TARPON SPRINGS — The city's efforts to buy a motel near Spring Bayou with a history of criminal activity has entered a new phase.
With the city and the owner of the Sunbay Motel still far apart on price, City Manager Mark LeCouris has received unanimous City Commission approval to seek a solution to the impasse through mediation.
"We've pretty much gotten to the end of negotiations," LeCouris told city commissioners. "Mediation is the last step."
Commissioners previously gave LeCouris permission to try to negotiate a deal for the Sunbay Motel, have the motel and a vacant adjacent parcel owned by architect Edward Hoffman appraised and hire a lawyer who specializes in the public purchase of private property.
Although LeCouris has expressed confidence the city would win if it tried to acquire the motel at 57 W Tarpon Ave. through eminent domain court proceedings, some commissioners have been less confident. Commissioners have been hoping to strike a deal to buy the motel without resorting to legal action.
As of April 27, Clearwater appraisal firm Clarizo & Associates was valuing the Sunbay property at $690,000. The Hoffman property was appraised at $455,000 as of May 19.
Mayor Chris Alahouzos said there is a "big difference" in what the Clarizo appraisal says the motel is worth and what owner Peter Fanoudis is asking.

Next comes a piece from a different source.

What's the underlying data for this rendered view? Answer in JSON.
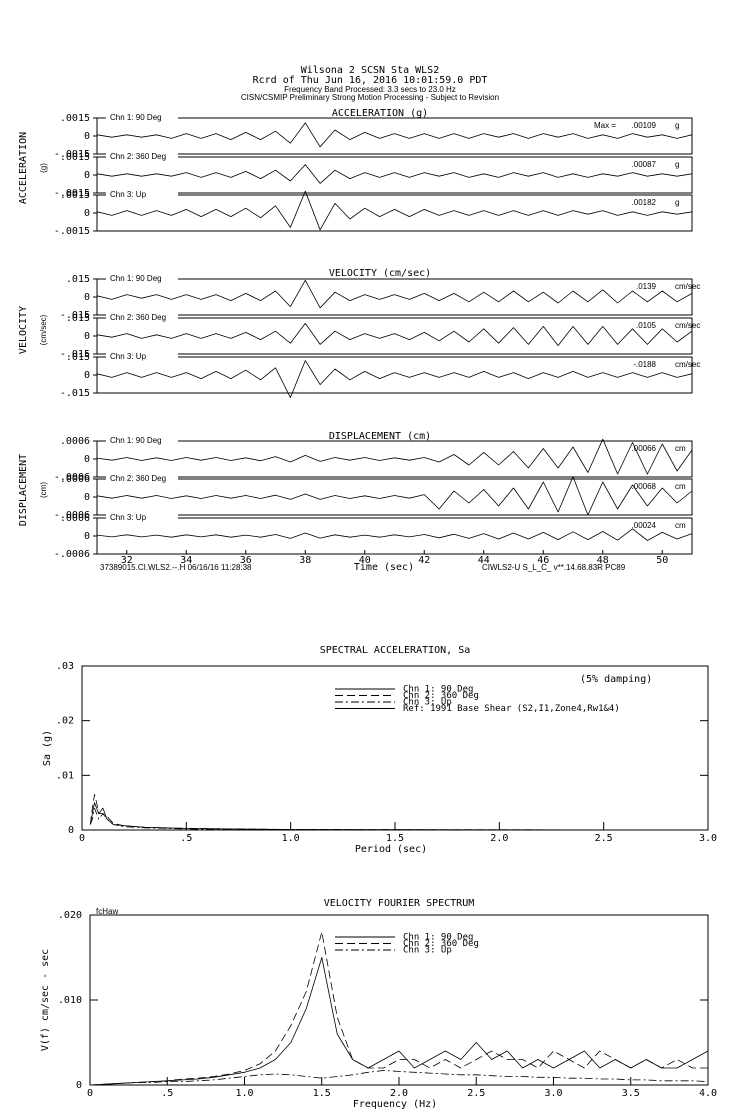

"We have very different views on what it's worth," Commissioner David Banther said.
LeCouris told commissioners he hopes to have a mediated deal for them to consider as the CRA board in October.
"I'm hoping that regardless of what happens, we can stay out of court," Banther said.
Commissioner Rea Sieber has voiced reservations about the CRA buying the Sunbay Motel from the beginning.
"I've been concerned about the money we're spending," Sieber said, citing the $12,500 in CRA money already spent on attorney's fees.
The CRA could have used that money to help downtown businesses instead, she said.
Sieber said she would prefer to see a private developer buy the motel property because the city doesn't have the money.
Former Commissioner Peter Dalacos called the city's efforts to buy the Sunbay property "ridiculous." When acting as the CRA board, Dalacos noted, the City Commission does not have to abide by the requirement in the city charter that voters approve city purchases of more than $200,000 in a referendum.
Residents "won't have the opportunity to have a say," Dalacos said.
"Are we going to turn around every time someone gets shot and hurt, and buy up that piece of property?" Dalacos asked, referring to a 2016 incident in which, according to authorities, one Sunbay resident fatally shot another.
The shooting death and a history of drug arrests and related crimes at the motel spurred the city's efforts to buy the Sunbay. The city has considered a plan to raze the motel and turn the property and the adjacent Hoffman land into a passive city park overlooking Spring Bayou.
Jim Kolianos, another former city commissioner, said efforts by police and code officials have improved the situation but the city still needs to buy the property because it can't keep it under constant surveillance.
Kolianos told commissioners they had been elected "to do the right thing."